According to Miller, the toll for cars was 25 cents per ticket or about $1 for a block of five tickets.
Wakefield Country Day School in Huntly began construction Monday of a new primary wing that will house the school’s Pre-School, Kindergarten, and Grades 1 and 2. The new facility will also include an assembly room for primary school use and a band room for general student use. The contractor for the construction is Monecs Corporation of Boston.
According to school Administrator William Lynn, the new structure is necessitated by the school’s burgeoning enrollment, which will exceed two hundred next year in the primary grades through Grade 10.
In addition to the new building, a second science laboratory for 7th and 8th grade use will be added in the main building, the library will move to a large area, and office space extended.
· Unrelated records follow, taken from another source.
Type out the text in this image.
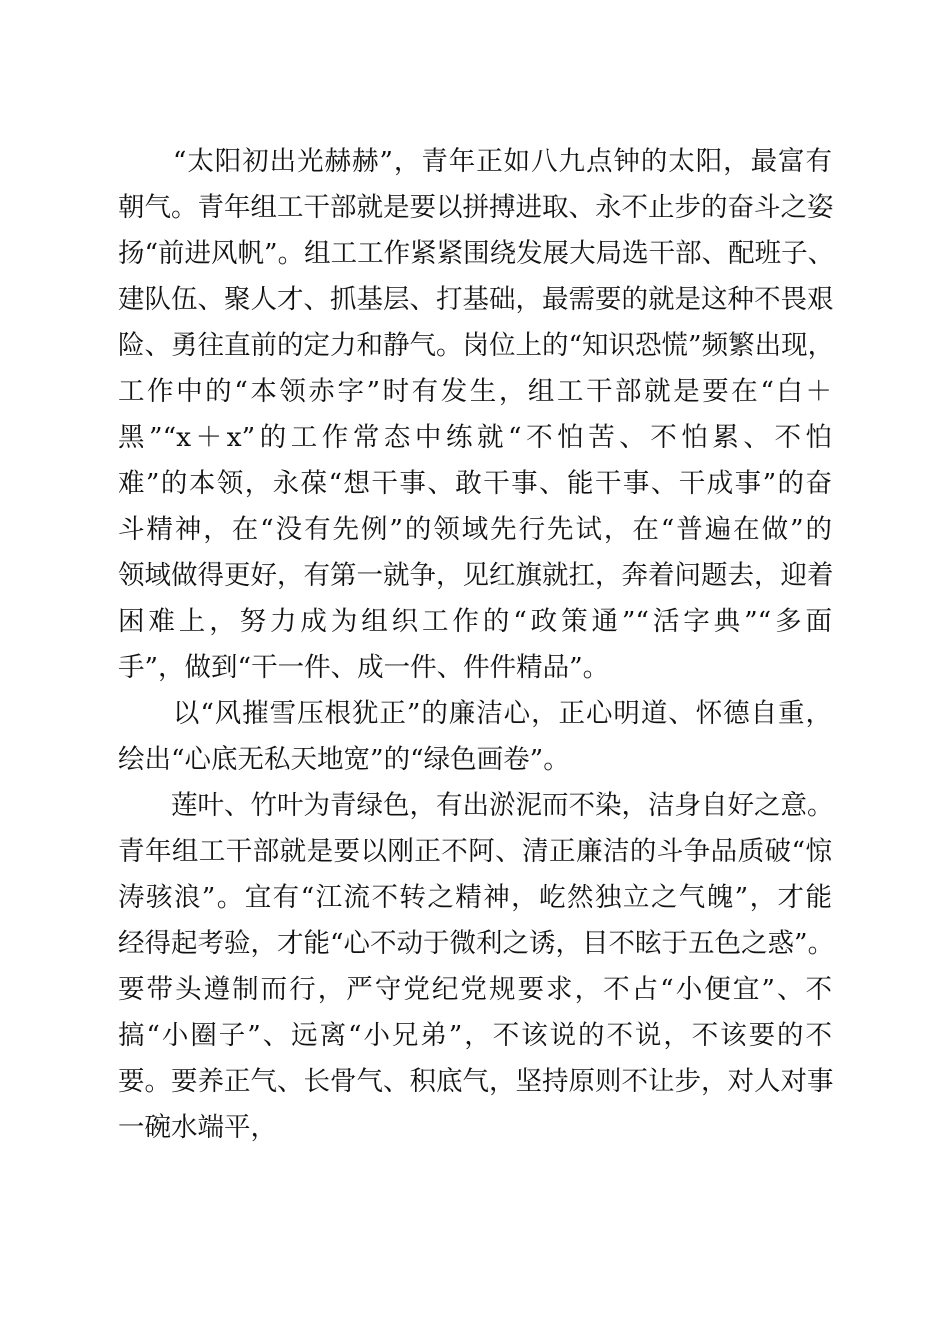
　　“太阳初出光赫赫”，青年正如八九点钟的太阳，最富有
朝气。青年组工干部就是要以拼搏进取、永不止步的奋斗之姿
扬“前进风帆”。组工工作紧紧围绕发展大局选干部、配班子、
建队伍、聚人才、抓基层、打基础，最需要的就是这种不畏艰
险、勇往直前的定力和静气。岗位上的“知识恐慌”频繁出现，
工作中的“本领赤字”时有发生，组工干部就是要在“白＋
黑”“x＋x”的工作常态中练就“不怕苦、不怕累、不怕
难”的本领，永葆“想干事、敢干事、能干事、干成事”的奋
斗精神，在“没有先例”的领域先行先试，在“普遍在做”的
领域做得更好，有第一就争，见红旗就扛，奔着问题去，迎着
困难上，努力成为组织工作的“政策通”“活字典”“多面
手”，做到“干一件、成一件、件件精品”。
　　以“风摧雪压根犹正”的廉洁心，正心明道、怀德自重，
绘出“心底无私天地宽”的“绿色画卷”。
　　莲叶、竹叶为青绿色，有出淤泥而不染，洁身自好之意。
青年组工干部就是要以刚正不阿、清正廉洁的斗争品质破“惊
涛骇浪”。宜有“江流不转之精神，屹然独立之气魄”，才能
经得起考验，才能“心不动于微利之诱，目不眩于五色之惑”。
要带头遵制而行，严守党纪党规要求，不占“小便宜”、不
搞“小圈子”、远离“小兄弟”，不该说的不说，不该要的不
要。要养正气、长骨气、积底气，坚持原则不让步，对人对事
一碗水端平，
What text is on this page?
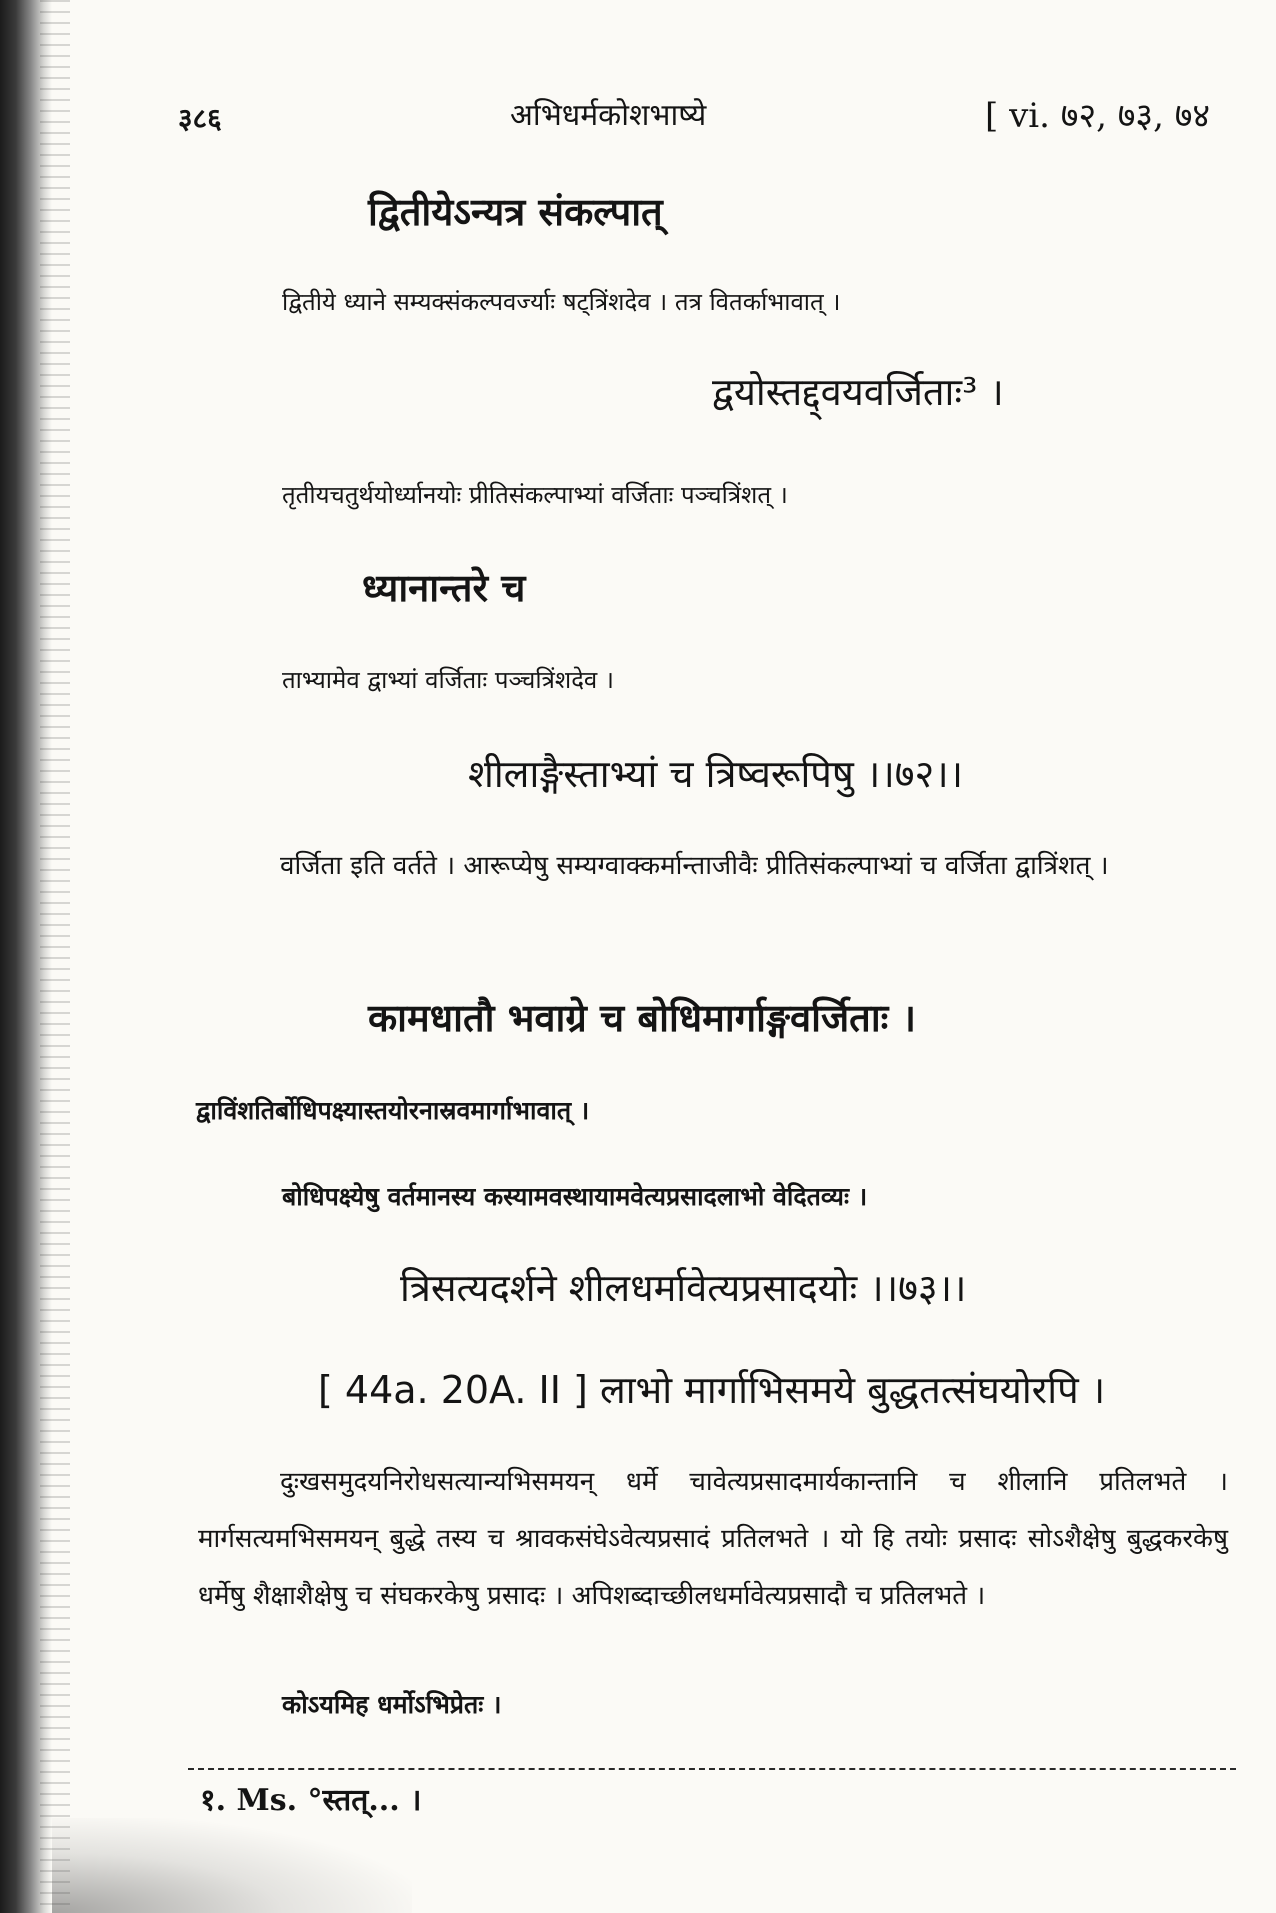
३८६	अभिधर्मकोशभाष्ये	[ vi. ७२, ७३, ७४
द्वितीयेऽन्यत्र संकल्पात्
द्वितीये ध्याने सम्यक्संकल्पवर्ज्याः षट्त्रिंशदेव । तत्र वितर्काभावात् ।
द्वयोस्तद्द्वयवर्जिताः³ ।
तृतीयचतुर्थयोर्ध्यानयोः प्रीतिसंकल्पाभ्यां वर्जिताः पञ्चत्रिंशत् ।
ध्यानान्तरे च
ताभ्यामेव द्वाभ्यां वर्जिताः पञ्चत्रिंशदेव ।
शीलाङ्गैस्ताभ्यां च त्रिष्वरूपिषु ।।७२।।
वर्जिता इति वर्तते । आरूप्येषु सम्यग्वाक्कर्मान्ताजीवैः प्रीतिसंकल्पाभ्यां च वर्जिता द्वात्रिंशत् ।
कामधातौ भवाग्रे च बोधिमार्गाङ्गवर्जिताः ।
द्वाविंशतिर्बोधिपक्ष्यास्तयोरनास्रवमार्गाभावात् ।
बोधिपक्ष्येषु वर्तमानस्य कस्यामवस्थायामवेत्यप्रसादलाभो वेदितव्यः ।
त्रिसत्यदर्शने शीलधर्मावेत्यप्रसादयोः ।।७३।।
[ 44a. 20A. II ] लाभो मार्गाभिसमये बुद्धतत्संघयोरपि ।
दुःखसमुदयनिरोधसत्यान्यभिसमयन् धर्मे चावेत्यप्रसादमार्यकान्तानि च शीलानि प्रतिलभते । मार्गसत्यमभिसमयन् बुद्धे तस्य च श्रावकसंघेऽवेत्यप्रसादं प्रतिलभते । यो हि तयोः प्रसादः सोऽशैक्षेषु बुद्धकरकेषु धर्मेषु शैक्षाशैक्षेषु च संघकरकेषु प्रसादः । अपिशब्दाच्छीलधर्मावेत्यप्रसादौ च प्रतिलभते ।
कोऽयमिह धर्मोऽभिप्रेतः ।
१. Ms. °स्तत्... ।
Plans also call for the conversion of a barn on school property to an art studio for student use.
Feb. 15, 1979
“It was just such weather as this, only worse. You’ve heard of the blizzard of 1899, that’s the year I was born. Father sent for the doctor who rode horseback cross country over the fences where the drifts were so high,” said Miss Annie Miller Almond, who celebrated her eightieth birthday Monday.
“I told a friend who kept getting my birthday mixed up, just to remember there were two famous people born on February 14 — Abe Lincoln and I,” said Miss Almond, who lives in a comfortable old home in the Town of Washington, with a host of warm memories from her fifteen years of teaching in Fairfax County.
Her mother died when she was about four and with her father and a sister moved to a farm on Route 211, now known as Echo Hill. She attended classes at The Rabbit in Washington and then went to the Washington School after its construction.
John Walker Jenkins has announced that he will be a candidate for sheriff in the upcoming November elections.
Born and raised n Rappahannock County, the 46-year-old Jenkins attended Rappahannock County High School before serving two years in the U. S. Army during the Korean Conflict.
Jenkins has been a member of the Rappahannock Sheriff’s Department for ten years from 1965-1975. For six years he was deputy under Peter Estes before winning election as Sheriff in 1971. In the 1975 elections, Jenkins lost his bid for reelection, defeated by W. A. Buntin.
An auctioneer for over 20 years, Jenkins runs an auction company in Washington and a store and fruit stand in Sperryville.
Jenkins said on Tuesday that it was “too early” for him to make any statements on how he planned to run the Sheriff’s Department, if elected. He added that he would save his statements for later during campaign appearance.